Disertaciones Latinas de Kant
Traducción:Juan David García Bacca
| SECCIÓN
SEGUNDA
DIFERENCIA
ENTRE SENSIBLE E INTELIGIBLE,
EN GENERAL § 3 |
| Sensibilidad es receptibilidad de un sujeto, por la cual le es posible el que su estado
representativo sea afectado de
alguna manera por
la presencia de algún objeto.
Inteligencia (racionalidad)
es facultad de un sujeto por
la cual puede representar lo que, por su calidad, no puede entrar en
sus sentidos. El objeto de la sensibilidad es lo sensible; mas el objeto
que contenga solamente lo que se haya de conocer por la inteligencia,
es lo inteligible. A lo primero se llamaba antes en las escuelas fenómeno; a lo segundo, número.
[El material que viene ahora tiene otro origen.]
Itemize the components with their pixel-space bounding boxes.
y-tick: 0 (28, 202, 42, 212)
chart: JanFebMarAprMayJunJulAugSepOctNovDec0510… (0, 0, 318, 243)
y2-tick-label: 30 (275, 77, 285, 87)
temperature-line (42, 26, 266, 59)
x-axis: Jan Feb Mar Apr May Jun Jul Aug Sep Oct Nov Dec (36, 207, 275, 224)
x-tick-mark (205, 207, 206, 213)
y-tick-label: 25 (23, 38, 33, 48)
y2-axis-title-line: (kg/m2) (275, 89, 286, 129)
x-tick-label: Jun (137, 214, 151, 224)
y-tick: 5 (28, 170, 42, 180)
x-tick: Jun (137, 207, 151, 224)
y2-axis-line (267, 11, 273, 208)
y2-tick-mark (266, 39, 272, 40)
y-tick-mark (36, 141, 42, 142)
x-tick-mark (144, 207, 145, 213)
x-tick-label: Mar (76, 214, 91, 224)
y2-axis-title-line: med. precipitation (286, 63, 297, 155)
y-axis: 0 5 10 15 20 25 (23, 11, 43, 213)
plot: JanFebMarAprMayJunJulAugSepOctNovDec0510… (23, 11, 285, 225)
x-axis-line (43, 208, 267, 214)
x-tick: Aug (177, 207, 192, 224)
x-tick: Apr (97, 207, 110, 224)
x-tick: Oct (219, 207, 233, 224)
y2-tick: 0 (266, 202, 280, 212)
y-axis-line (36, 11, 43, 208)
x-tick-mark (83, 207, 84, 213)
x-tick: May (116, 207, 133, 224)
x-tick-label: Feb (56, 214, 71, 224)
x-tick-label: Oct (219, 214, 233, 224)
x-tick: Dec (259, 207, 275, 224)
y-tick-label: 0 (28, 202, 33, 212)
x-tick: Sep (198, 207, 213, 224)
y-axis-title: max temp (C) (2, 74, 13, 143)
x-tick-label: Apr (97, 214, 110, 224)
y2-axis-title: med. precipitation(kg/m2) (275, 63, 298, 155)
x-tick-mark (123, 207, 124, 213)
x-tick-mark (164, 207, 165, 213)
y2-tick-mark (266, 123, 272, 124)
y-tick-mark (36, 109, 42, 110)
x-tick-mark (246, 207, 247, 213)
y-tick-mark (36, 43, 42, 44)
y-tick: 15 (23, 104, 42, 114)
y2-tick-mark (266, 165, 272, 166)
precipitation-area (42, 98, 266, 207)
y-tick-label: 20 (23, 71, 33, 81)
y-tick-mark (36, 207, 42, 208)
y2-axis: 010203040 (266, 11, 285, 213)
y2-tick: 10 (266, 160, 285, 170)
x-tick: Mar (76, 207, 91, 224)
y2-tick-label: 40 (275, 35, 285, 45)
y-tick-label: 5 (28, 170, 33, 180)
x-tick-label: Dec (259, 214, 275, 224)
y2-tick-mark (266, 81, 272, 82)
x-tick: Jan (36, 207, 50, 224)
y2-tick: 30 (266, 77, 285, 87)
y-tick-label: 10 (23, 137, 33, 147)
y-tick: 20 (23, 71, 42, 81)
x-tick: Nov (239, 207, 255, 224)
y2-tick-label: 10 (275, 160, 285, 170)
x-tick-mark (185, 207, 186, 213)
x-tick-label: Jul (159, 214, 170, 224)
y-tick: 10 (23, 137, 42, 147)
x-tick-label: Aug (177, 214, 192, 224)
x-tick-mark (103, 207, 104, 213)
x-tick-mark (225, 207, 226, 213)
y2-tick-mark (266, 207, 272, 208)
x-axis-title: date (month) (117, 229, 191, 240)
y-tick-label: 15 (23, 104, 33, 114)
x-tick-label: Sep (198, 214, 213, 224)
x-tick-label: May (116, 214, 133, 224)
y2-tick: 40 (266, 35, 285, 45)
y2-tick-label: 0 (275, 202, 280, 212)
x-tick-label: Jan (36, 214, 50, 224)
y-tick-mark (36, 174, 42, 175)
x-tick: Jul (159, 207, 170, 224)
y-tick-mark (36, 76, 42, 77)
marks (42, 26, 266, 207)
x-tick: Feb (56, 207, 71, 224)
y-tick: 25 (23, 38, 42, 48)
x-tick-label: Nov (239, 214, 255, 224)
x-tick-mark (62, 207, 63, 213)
El conocimiento, en cuanto sujeto a las leyes de la sensibilidad, es
sensitivo; el sujeto a las leyes de la inteligencia, es intelectual, o sea: racional.
§ 4 Dependiendo,
pues, todo lo que haya de sensitivo en cualquier conocimiento de la
especial índole del sujeto —en cuanto que es capaz de una u otra modificación
por la presencia del objeto, capacidad variable que, en diversos sujetos,
puede ser diversa, mas
cuando un conocimiento esté exento de tal condición
subjetiva no se refiere sino al objeto— es patente que lo sensitivamente
conocido es representación de las cosas como aparecen; mas lo intelectualmente conocido, lo es de ellos tal cual son. Mas en la representación
del sentido hay, primero, algo que llamarías materia, a saber: sensación;
además, algo que podría denominarse forma,
a saber: la especie de lo
sensible que delata la manera cómo las variadas cosas que afectan a
los sentidos son coordinadas por una cierta ley natural del ánima.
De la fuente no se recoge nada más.